In 1986 the family moved to Edinburgh, where he won a
scholarship at the City of Edinburgh Music School. Bennett
was the first traditional musician enrolled into this
classical conservatoire; he noted that the next three years,
studying composition, violin and piano, learning to read and
write music, were the most important of his life.

In 1990 he gained a place at the Royal Scottish Academy of
Music and Drama (RSAMD), Glasgow, to study performance on
the violin and piano. There he met his future wife, Kirsten.

Just before graduating in 1993 he was diagnosed with
testicular cancer. This and his distaste for what he
described as the suffocating environment surrounding the
UK's classical music industry led him to look for new forms
of musical expression. Surviving medical treatment, Bennett
bought a keyboard, sampler and mixing desk, and began
recording his first album.

Inspired by the rave scene, he played fiddle and bagpipes
over programmed dance beats. His self-titled album was
released on a small label in 1996, and immediately received
attention from the Scottish media. Deals with Rykodisc in
the US and Real World in the UK brought Bennett to the
forefront of the Celtic music scene, his pipes and beats
style winning over young listeners, while alienating many
traditionalists.

In 1998, he released Bothy Culture, a pioneering album of
Celtic dance mixed with hard electronic beats. Bothy Culture
launched Bennett internationally, topping the US college
radio charts, and he was invited to perform for the Scottish
football team in Paris on the day before they played Brazil
in the 1998 World Cup.

In 2000, Bennett released Hardland, another album exploring
connections between traditional Scottish dance and techno.
His headlining performance at that year's Cambridge Folk
Festival was, for many, the weekend's highlight, and
suggested he would develop into a major attraction. That
October, he was diagnosed with Hodgkin's lymphoma and had to
pull out of all future engagements.

He started a course of chemo- and radiotherapy that lasted
eight months. During this time, Bennett, who had relocated
to Mull, set up a home studio to write his next album.

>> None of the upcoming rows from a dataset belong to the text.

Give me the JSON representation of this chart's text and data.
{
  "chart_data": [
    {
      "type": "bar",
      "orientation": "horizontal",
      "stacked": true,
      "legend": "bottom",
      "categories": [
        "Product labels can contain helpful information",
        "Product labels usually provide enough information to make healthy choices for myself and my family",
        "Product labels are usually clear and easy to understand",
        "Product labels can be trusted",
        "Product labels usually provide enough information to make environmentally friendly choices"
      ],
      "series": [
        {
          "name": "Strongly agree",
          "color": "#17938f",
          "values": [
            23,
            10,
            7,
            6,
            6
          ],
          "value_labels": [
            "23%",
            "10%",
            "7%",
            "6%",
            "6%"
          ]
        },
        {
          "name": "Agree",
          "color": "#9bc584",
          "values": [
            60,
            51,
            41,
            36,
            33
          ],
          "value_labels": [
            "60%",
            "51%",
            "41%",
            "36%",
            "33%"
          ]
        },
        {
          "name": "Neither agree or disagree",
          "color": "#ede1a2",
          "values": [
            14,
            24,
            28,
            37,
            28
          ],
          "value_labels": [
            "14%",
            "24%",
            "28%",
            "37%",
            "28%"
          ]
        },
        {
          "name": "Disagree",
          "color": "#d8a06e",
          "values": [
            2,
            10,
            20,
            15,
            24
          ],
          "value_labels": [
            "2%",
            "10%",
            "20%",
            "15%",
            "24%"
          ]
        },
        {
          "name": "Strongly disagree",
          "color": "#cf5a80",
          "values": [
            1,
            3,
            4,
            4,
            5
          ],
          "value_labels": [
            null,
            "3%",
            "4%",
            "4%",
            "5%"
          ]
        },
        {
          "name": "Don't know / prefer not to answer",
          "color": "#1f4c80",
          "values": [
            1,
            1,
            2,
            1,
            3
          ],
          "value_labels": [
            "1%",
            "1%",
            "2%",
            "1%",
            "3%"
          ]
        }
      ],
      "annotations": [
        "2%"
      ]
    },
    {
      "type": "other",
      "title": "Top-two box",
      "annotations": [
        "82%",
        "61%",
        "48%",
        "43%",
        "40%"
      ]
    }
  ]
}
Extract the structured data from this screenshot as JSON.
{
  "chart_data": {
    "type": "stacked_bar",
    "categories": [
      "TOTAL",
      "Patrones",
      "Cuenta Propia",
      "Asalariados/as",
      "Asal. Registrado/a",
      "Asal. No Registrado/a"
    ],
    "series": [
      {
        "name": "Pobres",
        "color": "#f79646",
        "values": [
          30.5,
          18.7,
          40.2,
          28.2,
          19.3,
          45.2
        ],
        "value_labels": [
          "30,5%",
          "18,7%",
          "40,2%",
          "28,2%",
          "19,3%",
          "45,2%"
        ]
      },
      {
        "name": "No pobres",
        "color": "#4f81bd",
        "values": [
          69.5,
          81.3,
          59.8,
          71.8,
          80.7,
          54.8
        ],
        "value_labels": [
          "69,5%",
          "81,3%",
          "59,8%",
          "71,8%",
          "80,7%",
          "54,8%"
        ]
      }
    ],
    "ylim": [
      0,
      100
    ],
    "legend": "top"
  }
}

Further hospitalisation and major surgery followed in 2001.
Somehow Bennett managed to record Glen Lyon, a traditional
folk album featuring the voice of his mother, herself a
noted folk singer.

In early 2003 Bennett destroyed his collection of
instruments: "It was the worst day of my entire life. Every
day for about three years I'd been trying to play my
instruments and I couldn't. Well, I could play them, but the
music wasn't coming out of me, it was like I was a ghost,
there was no heart and soul in me. And I just suddenly went
into this blind rage and destroyed every single instrument I
owned, just smashed it all to pieces. It was incredible. I
got so angry I murdered my little family of instruments."

Bennett used this period of illness and destruction to
create Grit, which won him the best reviews of his career.
Yet he confessed that his illness had so scarred him he was
unsure if he wished to continue making music.

He is survived by his wife and mother.